Drink driving laws extended to water
New laws to outlaw drink driving on the water have been approved by the House of Assembly.
The new requirements for private boats also included stricter blood alcohol limits for the operators of recreational vessels.
Lawrence Scott, the transport minister, said the changes would “bring marine operations in line with road safety when it comes to impaired driving”.
The legal limit for the skipper of a private boat be will 80 milligrams of alcohol in 100 millilitres of blood – the same level applied to road users.
But the limit will be lower – 50 milligrams of alcohol in 100 millilitres of blood – for operators of an “island boat”, defined as a vessel operated for “hire or reward” in Bermuda waters.
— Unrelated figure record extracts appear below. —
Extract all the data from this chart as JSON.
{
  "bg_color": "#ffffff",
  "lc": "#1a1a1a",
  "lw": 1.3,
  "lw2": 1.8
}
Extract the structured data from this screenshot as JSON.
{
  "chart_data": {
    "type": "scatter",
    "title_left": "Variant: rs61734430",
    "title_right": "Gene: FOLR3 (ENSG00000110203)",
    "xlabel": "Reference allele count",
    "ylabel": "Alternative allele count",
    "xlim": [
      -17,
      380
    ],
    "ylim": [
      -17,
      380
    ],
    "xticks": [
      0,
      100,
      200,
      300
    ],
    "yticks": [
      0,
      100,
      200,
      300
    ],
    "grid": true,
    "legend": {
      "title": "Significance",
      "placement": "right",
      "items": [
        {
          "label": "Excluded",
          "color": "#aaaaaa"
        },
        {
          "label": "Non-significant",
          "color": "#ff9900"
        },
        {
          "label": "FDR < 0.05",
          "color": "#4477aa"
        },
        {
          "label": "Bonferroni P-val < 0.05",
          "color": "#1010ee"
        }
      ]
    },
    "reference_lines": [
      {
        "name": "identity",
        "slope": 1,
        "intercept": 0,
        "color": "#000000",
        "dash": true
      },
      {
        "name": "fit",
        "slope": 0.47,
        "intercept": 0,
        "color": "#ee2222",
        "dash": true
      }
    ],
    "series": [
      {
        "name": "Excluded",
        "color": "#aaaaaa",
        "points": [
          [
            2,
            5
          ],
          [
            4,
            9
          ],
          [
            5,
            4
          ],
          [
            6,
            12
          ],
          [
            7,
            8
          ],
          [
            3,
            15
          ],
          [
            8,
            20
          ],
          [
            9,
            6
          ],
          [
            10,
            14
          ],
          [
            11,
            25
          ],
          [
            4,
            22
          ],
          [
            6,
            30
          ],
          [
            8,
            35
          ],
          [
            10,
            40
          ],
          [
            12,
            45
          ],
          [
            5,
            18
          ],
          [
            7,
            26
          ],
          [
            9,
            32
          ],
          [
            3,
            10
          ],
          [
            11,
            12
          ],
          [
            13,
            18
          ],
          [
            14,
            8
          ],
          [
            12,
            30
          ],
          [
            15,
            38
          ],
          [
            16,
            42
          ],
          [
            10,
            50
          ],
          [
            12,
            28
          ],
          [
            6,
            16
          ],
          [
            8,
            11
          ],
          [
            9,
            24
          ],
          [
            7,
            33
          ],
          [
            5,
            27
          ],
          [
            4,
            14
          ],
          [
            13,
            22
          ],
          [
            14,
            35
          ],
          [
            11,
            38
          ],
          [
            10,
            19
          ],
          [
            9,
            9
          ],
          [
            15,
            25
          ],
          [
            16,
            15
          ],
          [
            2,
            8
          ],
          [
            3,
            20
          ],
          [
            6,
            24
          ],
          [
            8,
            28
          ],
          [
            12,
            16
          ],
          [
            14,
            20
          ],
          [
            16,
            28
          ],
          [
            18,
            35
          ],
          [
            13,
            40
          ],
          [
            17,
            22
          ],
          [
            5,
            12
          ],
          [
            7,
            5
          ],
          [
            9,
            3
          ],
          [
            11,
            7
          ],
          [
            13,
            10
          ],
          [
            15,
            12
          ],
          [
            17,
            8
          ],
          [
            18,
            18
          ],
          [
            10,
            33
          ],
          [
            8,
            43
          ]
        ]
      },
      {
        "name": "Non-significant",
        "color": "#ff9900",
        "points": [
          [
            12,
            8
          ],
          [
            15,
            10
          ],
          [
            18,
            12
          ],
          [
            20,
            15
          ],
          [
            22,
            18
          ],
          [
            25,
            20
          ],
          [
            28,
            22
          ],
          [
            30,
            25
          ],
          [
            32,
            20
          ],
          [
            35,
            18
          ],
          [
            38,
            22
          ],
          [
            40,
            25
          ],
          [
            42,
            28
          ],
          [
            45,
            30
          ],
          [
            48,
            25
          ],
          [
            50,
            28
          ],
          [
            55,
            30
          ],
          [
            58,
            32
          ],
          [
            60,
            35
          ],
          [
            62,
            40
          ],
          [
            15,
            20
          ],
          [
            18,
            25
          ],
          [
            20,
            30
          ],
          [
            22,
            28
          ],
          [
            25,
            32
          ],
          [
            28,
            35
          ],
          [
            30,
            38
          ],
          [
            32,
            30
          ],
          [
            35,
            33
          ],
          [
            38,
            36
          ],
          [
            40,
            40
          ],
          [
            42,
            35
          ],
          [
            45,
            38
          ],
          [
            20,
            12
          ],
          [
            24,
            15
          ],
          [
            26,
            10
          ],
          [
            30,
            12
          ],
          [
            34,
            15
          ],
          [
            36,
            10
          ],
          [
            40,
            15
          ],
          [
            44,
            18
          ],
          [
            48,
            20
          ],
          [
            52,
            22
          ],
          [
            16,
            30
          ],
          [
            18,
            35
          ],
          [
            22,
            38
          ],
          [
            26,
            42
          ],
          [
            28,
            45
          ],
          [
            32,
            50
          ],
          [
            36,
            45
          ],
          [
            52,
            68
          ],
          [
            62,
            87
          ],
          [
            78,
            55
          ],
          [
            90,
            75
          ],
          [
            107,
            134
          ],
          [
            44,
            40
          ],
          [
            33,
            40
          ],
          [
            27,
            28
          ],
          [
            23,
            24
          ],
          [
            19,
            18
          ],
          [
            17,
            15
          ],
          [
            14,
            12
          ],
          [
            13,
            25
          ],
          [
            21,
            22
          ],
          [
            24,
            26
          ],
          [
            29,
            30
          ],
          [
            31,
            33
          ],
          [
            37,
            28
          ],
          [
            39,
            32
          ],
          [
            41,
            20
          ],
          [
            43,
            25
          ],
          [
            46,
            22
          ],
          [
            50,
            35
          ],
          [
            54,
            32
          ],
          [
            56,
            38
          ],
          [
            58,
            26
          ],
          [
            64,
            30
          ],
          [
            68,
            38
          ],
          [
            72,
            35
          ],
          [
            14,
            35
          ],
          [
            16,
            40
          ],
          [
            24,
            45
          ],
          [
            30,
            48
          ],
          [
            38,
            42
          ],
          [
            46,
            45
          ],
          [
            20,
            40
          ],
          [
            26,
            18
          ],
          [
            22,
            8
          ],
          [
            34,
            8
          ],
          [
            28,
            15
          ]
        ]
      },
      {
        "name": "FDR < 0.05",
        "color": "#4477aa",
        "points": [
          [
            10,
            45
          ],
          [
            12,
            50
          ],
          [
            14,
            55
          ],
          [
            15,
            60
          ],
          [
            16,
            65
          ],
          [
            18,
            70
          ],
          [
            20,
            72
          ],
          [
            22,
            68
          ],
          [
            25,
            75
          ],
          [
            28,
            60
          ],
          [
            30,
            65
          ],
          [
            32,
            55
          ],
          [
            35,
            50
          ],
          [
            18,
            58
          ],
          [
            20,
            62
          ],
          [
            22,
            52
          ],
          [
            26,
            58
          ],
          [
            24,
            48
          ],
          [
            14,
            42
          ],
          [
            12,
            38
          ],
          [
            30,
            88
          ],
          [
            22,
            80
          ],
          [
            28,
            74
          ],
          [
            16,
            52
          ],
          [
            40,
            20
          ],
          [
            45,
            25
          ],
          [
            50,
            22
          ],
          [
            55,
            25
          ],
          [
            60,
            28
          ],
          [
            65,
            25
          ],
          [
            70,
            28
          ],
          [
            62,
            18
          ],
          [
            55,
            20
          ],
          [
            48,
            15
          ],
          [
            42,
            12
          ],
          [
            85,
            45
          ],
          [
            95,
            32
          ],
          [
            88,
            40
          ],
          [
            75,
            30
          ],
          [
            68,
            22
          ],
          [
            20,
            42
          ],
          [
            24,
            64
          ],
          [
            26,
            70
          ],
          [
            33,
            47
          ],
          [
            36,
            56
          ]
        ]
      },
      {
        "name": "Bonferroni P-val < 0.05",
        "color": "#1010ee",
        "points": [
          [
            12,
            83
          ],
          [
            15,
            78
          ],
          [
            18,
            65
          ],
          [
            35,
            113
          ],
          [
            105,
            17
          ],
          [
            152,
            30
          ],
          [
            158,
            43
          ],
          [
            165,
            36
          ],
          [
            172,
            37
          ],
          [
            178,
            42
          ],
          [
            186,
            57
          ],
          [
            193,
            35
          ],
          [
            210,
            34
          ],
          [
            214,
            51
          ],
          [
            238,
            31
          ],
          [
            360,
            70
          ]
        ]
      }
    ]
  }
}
Michael Weeks, a Government back bencher and the chairman of the Water Safety Council, welcomed the move.
He added: “To get a pleasure craft, all one has to have the funds to purchase it.
“Competency has never been an issue. I hope this bill goes a long way in addressing that.”
Mr Weeks added: “Accidents are increasing, and they will increase because the traffic on our waters is increasing, so I commend the minister for taking this step.”
He said: “People that drive under the influence is a real issue in Bermuda.
“One of the biggest issues we have to address is drinking and boating around our shores.”
Mr Weeks added: “The more people we see on the water, the more issues we will have with those under the influence.”
Mr Scott said in the House of Assembly last Friday that Bermuda’s maritime regulations had to be updated before an audit next February by the International Maritime Organisation, a United Nations body set up to regulate shipping around the world.
Mr Scott said some shortcomings had been found in the island’s 58-year-old maritime legislation, which covered areas such as oil pollution, and search and rescue.
He added he Marine and Ports Service Bill was designed to bring “modern practices in Bermuda’s territorial waters” and will require international standards to be met by Bermudian boats.
Mr Scott said the 1962 Act required “extensive modernisation” before the IMO audit.
Scott Pearman, the Shadow Minister for Legal Affairs and Transport, said it was “important and commendable that Bermuda stay at the forefront”.
But he added there was “an apparent tendency of this particular Government to seek to place greater power in the hands of ministers”.
Mr Scott said the legislation did not cover Bermuda’s exclusive economic zone, which will be patrolled by the Bermuda Coastguard.
He added the legislation did not give more power to the minister, but that it made it clear that the minister was ultimately responsible.